In order to reduce overall set up costs, IQE said it also contributed certain fixed assets to the Cardiff joint venture in return for its equity stake.

That was undertaken at market value, as determined by an independent professional valuer mutually agreed by the joint venture partners.

Cardiff University match-funded that value in cash, in return for its equity stake in the joint venture.

Similarly, the board said the valuation of the intellectual property was validated by an independent accounting firm in a report to the joint venture board.

“The difference between IQE's EBITDA and its free cash generation can be readily identified from IQE's annual reports and financial statements, namely investment in R&D and capital expenditure, and an acquisition in 2012 which was paid for through an earnout,” the board explained when it came to its books.

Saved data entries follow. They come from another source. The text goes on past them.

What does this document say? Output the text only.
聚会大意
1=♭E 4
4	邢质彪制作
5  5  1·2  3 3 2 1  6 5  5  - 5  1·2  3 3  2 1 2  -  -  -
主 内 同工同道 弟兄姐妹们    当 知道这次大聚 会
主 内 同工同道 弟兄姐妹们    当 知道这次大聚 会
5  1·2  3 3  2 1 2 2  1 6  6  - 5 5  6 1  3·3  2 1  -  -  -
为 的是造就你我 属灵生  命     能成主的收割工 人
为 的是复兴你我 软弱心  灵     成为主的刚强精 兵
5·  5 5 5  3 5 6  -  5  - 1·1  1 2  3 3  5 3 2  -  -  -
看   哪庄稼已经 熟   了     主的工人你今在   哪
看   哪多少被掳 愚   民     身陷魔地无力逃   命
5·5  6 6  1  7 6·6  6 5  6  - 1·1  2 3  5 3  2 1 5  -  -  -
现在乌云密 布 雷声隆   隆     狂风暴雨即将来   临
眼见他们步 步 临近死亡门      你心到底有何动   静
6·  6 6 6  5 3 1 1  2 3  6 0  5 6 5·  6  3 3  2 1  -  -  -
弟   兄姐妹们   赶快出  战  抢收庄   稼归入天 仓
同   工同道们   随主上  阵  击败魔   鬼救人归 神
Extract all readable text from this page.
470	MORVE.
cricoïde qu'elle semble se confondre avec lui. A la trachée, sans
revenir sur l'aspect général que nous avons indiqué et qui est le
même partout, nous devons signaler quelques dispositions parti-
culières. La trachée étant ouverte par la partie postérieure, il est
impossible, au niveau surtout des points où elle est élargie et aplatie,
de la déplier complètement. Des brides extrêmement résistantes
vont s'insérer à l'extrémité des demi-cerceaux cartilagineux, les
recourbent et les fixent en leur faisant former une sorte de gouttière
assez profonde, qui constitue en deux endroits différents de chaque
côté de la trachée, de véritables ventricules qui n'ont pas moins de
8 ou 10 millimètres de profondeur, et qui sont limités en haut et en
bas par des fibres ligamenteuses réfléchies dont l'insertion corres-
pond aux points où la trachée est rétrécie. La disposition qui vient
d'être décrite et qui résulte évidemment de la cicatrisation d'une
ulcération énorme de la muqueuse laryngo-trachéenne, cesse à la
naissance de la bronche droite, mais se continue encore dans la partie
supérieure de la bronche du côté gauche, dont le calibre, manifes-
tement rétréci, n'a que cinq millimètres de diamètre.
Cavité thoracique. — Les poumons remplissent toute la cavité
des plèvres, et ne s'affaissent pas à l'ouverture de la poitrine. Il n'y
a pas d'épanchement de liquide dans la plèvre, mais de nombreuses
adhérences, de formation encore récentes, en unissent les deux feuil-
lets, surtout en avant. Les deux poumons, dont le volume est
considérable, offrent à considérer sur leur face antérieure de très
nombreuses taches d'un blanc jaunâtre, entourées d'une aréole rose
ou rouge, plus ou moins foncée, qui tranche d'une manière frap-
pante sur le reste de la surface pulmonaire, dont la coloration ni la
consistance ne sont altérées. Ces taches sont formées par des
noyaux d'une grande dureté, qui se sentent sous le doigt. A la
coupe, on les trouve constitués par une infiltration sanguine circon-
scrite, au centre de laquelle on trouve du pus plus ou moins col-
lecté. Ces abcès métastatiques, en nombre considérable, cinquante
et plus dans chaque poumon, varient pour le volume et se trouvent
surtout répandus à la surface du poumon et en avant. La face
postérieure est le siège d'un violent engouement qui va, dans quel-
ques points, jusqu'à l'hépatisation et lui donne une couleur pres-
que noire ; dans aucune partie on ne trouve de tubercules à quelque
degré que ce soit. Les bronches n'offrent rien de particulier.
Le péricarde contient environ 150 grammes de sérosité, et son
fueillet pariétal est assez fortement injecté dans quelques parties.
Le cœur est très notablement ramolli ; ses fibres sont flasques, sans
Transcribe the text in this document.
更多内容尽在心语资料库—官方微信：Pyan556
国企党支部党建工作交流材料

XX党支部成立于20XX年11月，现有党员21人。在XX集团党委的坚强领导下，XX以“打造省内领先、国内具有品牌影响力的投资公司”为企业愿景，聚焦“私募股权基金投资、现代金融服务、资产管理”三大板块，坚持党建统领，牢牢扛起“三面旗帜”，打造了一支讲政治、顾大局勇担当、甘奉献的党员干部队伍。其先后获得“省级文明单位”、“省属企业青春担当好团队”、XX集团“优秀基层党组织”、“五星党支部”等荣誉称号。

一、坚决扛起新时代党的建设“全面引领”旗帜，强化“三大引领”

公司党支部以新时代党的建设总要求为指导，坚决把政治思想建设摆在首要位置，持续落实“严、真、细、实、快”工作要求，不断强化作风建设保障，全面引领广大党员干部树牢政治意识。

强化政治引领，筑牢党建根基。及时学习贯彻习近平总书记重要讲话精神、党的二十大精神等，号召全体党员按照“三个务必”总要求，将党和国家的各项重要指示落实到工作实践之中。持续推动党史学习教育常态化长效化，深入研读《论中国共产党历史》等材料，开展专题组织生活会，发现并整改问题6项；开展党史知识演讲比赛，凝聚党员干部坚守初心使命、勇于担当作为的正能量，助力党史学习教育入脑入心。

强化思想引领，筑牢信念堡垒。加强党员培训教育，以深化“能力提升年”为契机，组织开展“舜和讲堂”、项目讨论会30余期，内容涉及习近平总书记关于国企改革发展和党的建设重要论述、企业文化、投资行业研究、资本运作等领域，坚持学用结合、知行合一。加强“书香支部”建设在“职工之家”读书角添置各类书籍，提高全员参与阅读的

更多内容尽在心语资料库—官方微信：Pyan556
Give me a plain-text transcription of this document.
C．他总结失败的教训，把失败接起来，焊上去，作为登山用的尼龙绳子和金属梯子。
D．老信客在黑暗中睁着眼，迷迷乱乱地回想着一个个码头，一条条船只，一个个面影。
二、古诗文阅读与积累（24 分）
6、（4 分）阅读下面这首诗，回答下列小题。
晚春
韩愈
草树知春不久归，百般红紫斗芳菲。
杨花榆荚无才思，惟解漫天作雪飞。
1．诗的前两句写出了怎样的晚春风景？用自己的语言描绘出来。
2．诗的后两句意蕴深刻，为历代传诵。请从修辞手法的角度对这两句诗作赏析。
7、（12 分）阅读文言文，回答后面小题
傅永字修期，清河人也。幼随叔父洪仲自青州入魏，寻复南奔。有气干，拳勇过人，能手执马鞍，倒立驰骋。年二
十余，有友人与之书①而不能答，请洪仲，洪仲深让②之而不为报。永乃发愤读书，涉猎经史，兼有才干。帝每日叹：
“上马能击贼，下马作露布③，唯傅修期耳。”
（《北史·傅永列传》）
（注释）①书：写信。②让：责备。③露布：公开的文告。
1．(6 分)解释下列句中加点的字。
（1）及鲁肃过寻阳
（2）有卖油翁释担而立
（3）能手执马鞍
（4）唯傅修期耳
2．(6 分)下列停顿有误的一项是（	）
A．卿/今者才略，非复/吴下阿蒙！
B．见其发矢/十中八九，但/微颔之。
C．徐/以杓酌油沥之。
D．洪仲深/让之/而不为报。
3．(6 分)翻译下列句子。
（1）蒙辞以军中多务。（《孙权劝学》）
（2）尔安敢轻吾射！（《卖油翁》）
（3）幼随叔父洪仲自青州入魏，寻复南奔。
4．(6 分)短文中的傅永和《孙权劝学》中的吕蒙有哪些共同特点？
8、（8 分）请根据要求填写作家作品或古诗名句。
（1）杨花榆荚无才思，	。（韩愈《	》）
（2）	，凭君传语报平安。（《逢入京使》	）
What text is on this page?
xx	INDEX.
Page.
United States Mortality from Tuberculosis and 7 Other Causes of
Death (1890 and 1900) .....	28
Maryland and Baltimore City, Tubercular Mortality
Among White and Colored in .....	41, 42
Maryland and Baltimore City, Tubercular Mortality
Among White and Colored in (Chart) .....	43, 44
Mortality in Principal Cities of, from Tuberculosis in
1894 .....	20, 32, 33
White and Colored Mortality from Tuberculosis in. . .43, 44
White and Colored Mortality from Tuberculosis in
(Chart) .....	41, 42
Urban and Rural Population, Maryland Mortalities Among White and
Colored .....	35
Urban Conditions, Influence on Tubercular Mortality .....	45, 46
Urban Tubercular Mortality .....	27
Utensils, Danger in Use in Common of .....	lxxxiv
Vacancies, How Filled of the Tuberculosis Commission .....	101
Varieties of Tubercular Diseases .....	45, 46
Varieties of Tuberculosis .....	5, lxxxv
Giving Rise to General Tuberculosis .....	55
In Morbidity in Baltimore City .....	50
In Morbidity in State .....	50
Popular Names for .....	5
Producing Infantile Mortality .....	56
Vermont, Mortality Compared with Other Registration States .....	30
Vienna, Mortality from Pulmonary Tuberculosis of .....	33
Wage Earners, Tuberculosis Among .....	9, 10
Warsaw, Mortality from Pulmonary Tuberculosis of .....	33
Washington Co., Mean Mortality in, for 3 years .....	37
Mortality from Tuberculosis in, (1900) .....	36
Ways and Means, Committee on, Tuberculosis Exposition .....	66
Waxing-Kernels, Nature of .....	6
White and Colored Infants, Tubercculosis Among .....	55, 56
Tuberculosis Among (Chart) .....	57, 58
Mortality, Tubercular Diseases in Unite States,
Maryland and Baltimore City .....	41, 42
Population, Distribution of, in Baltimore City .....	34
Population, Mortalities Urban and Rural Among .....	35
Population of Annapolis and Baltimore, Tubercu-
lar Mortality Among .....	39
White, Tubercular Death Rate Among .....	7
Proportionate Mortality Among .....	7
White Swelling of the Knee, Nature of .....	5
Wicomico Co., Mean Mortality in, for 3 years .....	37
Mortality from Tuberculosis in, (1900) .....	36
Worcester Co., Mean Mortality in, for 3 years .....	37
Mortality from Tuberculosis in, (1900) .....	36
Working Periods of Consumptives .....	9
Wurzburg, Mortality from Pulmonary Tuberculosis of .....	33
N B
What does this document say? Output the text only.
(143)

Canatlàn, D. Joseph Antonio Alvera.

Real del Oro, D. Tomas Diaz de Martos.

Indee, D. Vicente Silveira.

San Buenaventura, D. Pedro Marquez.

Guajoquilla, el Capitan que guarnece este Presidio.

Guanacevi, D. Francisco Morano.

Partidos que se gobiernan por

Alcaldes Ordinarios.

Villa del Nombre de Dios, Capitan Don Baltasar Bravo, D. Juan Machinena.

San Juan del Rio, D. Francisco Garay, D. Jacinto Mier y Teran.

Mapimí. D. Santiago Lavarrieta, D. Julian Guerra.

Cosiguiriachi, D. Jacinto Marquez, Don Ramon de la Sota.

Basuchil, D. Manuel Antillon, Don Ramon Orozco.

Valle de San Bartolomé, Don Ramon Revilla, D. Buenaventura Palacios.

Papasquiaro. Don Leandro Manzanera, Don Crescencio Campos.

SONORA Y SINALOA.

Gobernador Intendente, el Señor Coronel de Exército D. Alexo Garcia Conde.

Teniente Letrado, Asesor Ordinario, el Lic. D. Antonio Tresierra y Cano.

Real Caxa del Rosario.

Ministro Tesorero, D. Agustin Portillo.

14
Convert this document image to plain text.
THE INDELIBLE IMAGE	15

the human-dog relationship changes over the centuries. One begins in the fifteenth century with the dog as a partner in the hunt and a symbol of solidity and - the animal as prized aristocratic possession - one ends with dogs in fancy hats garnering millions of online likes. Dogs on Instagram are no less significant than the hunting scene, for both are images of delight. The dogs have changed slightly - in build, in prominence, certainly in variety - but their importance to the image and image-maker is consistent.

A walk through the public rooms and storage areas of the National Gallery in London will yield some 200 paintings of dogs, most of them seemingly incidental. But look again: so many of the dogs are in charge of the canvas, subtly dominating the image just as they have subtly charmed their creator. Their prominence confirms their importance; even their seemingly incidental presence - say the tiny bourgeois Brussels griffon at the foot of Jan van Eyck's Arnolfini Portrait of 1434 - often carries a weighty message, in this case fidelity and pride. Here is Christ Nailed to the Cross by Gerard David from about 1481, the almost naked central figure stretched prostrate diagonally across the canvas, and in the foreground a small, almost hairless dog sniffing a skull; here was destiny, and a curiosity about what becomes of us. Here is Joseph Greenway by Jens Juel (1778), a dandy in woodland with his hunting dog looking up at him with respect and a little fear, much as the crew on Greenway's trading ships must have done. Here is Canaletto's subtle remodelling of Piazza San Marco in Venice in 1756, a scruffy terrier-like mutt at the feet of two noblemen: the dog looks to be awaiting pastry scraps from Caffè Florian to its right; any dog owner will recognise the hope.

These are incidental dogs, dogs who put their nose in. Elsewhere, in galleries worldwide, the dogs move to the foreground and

In 2012, IQE acquired the MBE epi-wafer manufacturing unit of RF Micro Devices, with the acquisition consideration being settled through a trade discount on sales by IQE to RFMD for a fixed period of four years.

In accordance with IFRS, that discount was classified as part of working capital.

IQE said that was described in its annual reports and financial statements, and detailed in the notes to the cash flow statement.

“Had the company financed this acquisition through debt or equity finance, the payment to acquire this business would have been excluded from the calculation of the free cash generation.

“As previously reported, this discount period ended in 2016.

“IQE now fully owns the acquired facility in North Carolina - original cost $110m - and RFMD, now Qorvo, remains a key customer for IQE.”

Looking ahead, as stated in its pre-close statement on 20 December, IQE expected full year revenue to be ahead of market expectations, and to be not less than £150m for the year to 31 December.

“Wafer sales are on track to deliver strong double-digit growth in 2017 and to continue to diversify, while annual growth in Photonics is also expected to achieve triple-digit growth,” the board explained.

“The company remains confident in its outlook for 2018 and beyond.”

IQE said it was scheduled to report its full year results for 2017 on 20 March, and would provide forward-looking guidance at that time.